Erkekler, görüşlerinin ana akım olarak görülmesine ve deneyimlerinin varsayılan insan deneyimleri olarak görülmesine alışkındır. Erkekler kadın hikayelerini görmez, duymaz, okumaz veya dinlemezse, kadın ruhlarını anlamamaları veya içgörü sahibi olmamaları şaşırtıcı değildir. bir kadın deneyiminin gerçekliğine. Ve bu nedenle, Carroll kararına rağmen, gelecekte benzer davalarda kadınların ince buz üzerinde yürüyeceklerini düşünmeden edemiyorum ve her zaman “Bunu anladılar mı? Erkekler gerçeğimizi anlıyor ve görüyor mu? hiç?”

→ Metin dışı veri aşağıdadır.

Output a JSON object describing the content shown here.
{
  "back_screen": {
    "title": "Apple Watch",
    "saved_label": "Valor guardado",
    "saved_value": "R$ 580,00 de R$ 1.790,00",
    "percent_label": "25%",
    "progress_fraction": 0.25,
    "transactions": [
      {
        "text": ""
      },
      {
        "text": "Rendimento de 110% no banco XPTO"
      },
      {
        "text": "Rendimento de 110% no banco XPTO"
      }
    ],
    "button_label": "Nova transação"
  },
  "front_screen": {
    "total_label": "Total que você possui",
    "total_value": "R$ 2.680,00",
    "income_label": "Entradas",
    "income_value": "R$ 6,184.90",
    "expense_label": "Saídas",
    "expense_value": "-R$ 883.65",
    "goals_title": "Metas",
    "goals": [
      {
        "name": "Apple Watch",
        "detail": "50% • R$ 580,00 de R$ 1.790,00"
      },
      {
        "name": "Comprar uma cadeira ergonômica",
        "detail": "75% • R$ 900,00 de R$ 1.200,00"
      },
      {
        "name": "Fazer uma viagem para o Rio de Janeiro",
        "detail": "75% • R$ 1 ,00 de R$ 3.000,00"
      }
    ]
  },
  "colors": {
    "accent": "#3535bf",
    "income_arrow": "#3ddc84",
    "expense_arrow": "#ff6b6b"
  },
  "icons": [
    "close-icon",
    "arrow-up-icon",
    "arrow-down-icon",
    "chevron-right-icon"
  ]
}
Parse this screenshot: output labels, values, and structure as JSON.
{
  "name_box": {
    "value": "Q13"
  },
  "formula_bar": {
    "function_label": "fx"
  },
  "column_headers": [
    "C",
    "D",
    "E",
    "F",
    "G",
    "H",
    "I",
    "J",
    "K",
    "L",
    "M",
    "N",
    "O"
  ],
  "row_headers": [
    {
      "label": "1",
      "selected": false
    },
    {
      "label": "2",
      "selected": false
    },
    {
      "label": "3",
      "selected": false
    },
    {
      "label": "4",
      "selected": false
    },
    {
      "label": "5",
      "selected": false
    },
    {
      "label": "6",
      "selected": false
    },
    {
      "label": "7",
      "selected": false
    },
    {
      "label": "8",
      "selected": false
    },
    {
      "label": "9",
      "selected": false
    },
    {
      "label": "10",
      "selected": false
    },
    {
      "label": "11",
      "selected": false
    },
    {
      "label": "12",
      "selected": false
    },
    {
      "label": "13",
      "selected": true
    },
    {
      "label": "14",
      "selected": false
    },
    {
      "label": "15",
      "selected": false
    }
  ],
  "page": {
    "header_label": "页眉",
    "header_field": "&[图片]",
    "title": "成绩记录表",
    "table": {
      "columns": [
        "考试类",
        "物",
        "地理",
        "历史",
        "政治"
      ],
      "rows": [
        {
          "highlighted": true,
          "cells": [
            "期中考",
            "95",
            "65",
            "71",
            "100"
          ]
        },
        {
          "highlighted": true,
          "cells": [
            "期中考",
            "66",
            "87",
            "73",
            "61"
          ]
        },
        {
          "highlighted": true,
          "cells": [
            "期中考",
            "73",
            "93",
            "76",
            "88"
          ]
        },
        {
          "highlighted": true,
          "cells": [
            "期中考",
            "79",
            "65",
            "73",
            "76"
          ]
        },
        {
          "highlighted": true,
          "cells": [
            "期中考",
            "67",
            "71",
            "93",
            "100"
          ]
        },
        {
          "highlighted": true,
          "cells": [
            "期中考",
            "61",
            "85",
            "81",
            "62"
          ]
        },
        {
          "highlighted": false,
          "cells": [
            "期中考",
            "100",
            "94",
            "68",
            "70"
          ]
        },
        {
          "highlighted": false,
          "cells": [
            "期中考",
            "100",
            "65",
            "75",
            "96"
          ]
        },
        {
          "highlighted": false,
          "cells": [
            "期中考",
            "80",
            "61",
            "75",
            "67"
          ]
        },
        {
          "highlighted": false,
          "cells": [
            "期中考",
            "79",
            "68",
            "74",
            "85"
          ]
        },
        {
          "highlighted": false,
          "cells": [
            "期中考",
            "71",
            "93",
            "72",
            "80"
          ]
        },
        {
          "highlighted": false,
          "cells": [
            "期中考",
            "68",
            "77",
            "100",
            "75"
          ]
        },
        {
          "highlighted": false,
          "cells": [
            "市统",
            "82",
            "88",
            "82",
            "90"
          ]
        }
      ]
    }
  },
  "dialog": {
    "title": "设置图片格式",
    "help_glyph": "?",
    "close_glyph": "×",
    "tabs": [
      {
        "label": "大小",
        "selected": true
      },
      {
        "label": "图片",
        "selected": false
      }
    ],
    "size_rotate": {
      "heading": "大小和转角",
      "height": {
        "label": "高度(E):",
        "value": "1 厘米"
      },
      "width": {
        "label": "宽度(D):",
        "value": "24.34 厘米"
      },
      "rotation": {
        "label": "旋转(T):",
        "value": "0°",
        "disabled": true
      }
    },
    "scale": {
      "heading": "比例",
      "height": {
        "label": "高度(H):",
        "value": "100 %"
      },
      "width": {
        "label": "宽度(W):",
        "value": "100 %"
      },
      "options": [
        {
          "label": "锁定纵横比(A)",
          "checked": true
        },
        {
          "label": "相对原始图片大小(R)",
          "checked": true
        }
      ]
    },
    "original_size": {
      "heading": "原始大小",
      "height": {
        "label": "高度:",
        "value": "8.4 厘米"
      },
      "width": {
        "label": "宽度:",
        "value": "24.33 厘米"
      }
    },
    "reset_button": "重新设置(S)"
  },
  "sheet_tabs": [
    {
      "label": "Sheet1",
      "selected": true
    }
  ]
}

Yani kadınlar? Hikayelerini anlatmaya devam et.

Ve erkekler? Bu hikayeleri içeri almaya ne dersiniz? Kadın filmleri izleyin, kitaplarını okuyun, sanat eserlerini görün. Nüfusun yarısı hakkında bir şeyler öğrenebilirsin.

Bir sonraki:

ABD demokrasisi, kürtaj haklarının sona ermesinden, ücret eşitliği ve ebeveyn izni eksikliğine, hızla artan anne ölümlerine ve trans sağlığına yönelik saldırılara kadar tehlikeli bir bükülme noktasında. Kontrolsüz bırakıldığında, bu krizler siyasi katılım ve temsilde daha büyük boşluklara yol açacaktır. 50 yıldır Hanım. ön saflardan habercilik, isyan ve doğruyu söyleme, Eşit Haklar Değişikliğini savunma ve en çok etkilenenlerin hikayelerini merkeze alma gibi feminist gazeteciliği şekillendiriyor. Eşitlik için söz konusu olan her şeyle, önümüzdeki 50 yıl için taahhüdümüzü iki katına çıkarıyoruz. Buna karşılık, yardımınıza ihtiyacımız var, Destek Hanım. bugün bir bağışla – sizin için anlamlı olan herhangi bir miktar. kadar az için her ay 5 dolare-bültenlerimiz, eylem uyarılarımız ve davetlerimizle birlikte basılı dergiyi alacaksınız. Hanım. Stüdyo etkinlikleri ve podcast’ler. Sadakatiniz ve gaddarlığınız için minnettarız.